Con San Vicente podríamos crear la siguiente Bienaventuranza: Bienaventurados los que sufren. Esforzándose por crecer espiritualmente, alcanzarán la perfección en la caridad. Los que claman por el Reino son los que se esfuerzan por descubrir y obtener el Reino. Se mortifican sin caer en un masoquismo vacío por el Reino de los Cielos. Descubrir el Reino no es fácil, pero no está fuera de nuestro alcance, claro que requiere sacrificio, constancia y entrega.
Vicente de Paúl, aunque vivió en una época en la que la mortificación era primordial para alcanzar una vida santa, no hace de la mortificación un valor en sí mismo. Para él, la mortificación es un medio y no un fin en la jerarquía espiritual de los valores; es realista y conoce la vida espiritual por experiencia. Sabe que los pobres viven en constante mortificación, que es la condición habitual de vida de los más vulnerables. Ya que permanecen en la miseria con la incertidumbre del mañana. Por eso, las personas que tienen un futuro seguro también deben procurar vivir la mortificación y clamar por el Reino.
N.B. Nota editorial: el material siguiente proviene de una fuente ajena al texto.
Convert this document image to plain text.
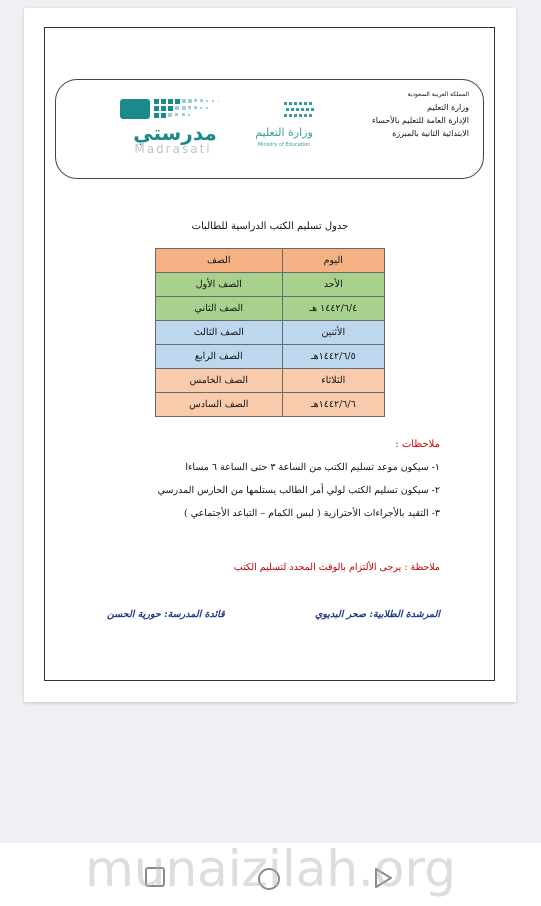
المملكة العربية السعودية
وزارة التعليم
الإدارة العامة للتعليم بالأحساء
الابتدائية الثانية بالمبرزة
وزارة التعليم
Ministry of Education
مدرستي
Madrasati
جدول تسليم الكتب الدراسية للطالبات
اليوم	الصف
الأحد	الصف الأول
١٤٤٢/٦/٤ هـ	الصف الثاني
الأثنين	الصف الثالث
١٤٤٢/٦/٥هـ	الصف الرابع
الثلاثاء	الصف الخامس
١٤٤٢/٦/٦هـ	الصف السادس
ملاحظات :
١- سيكون موعد تسليم الكتب من الساعة ٣ حتى الساعة ٦ مساءا
٢- سيكون تسليم الكتب لولي أمر الطالب يستلمها من الحارس المدرسي
٣- التقيد بالأجراءات الأحترازية ( لبس الكمام – التباعد الأجتماعي )
ملاحظة : يرجى الألتزام بالوقت المحدد لتسليم الكتب
المرشدة الطلابية: صحر البديوي
قائدة المدرسة: حورية الحسن
munaizilah.org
Nosotros formamos parte de este grupo. Los pobres no necesitan vivir la mortificación como prioridad, ¡la mortificación ya es su pan de cada día! Llorar por el Reino es compartir las privaciones, las angustias y los sufrimientos de los pobres. Acercarse a los pobres es compartir con ellos sus sufrimientos, su precariedad y su sufrida realidad.
Llorar por el Reino es vencer, aunque ello exija mucho sacrificio, nuestra pereza en la oración, en la misión y en la vida comunitaria. Es dominar nuestra lengua y nuestros rencores. El 9 de diciembre de 1657, San Vicente dice: «Ya veis, o hacemos penitencia, o nos arrastramos con las mismas imperfecciones, sin parecernos nunca en nada a Nuestro Señor» (Coste X p. 716). San Vicente nos exhorta a llevar una vida plena, una vida con sentido, asumiendo en nosotros la misma vida de Nuestro Señor. Finalmente, clamar por el Reino es buscar, a través del sacrificio, lo que nuestro Santo llamaría «la perfección de la Caridad».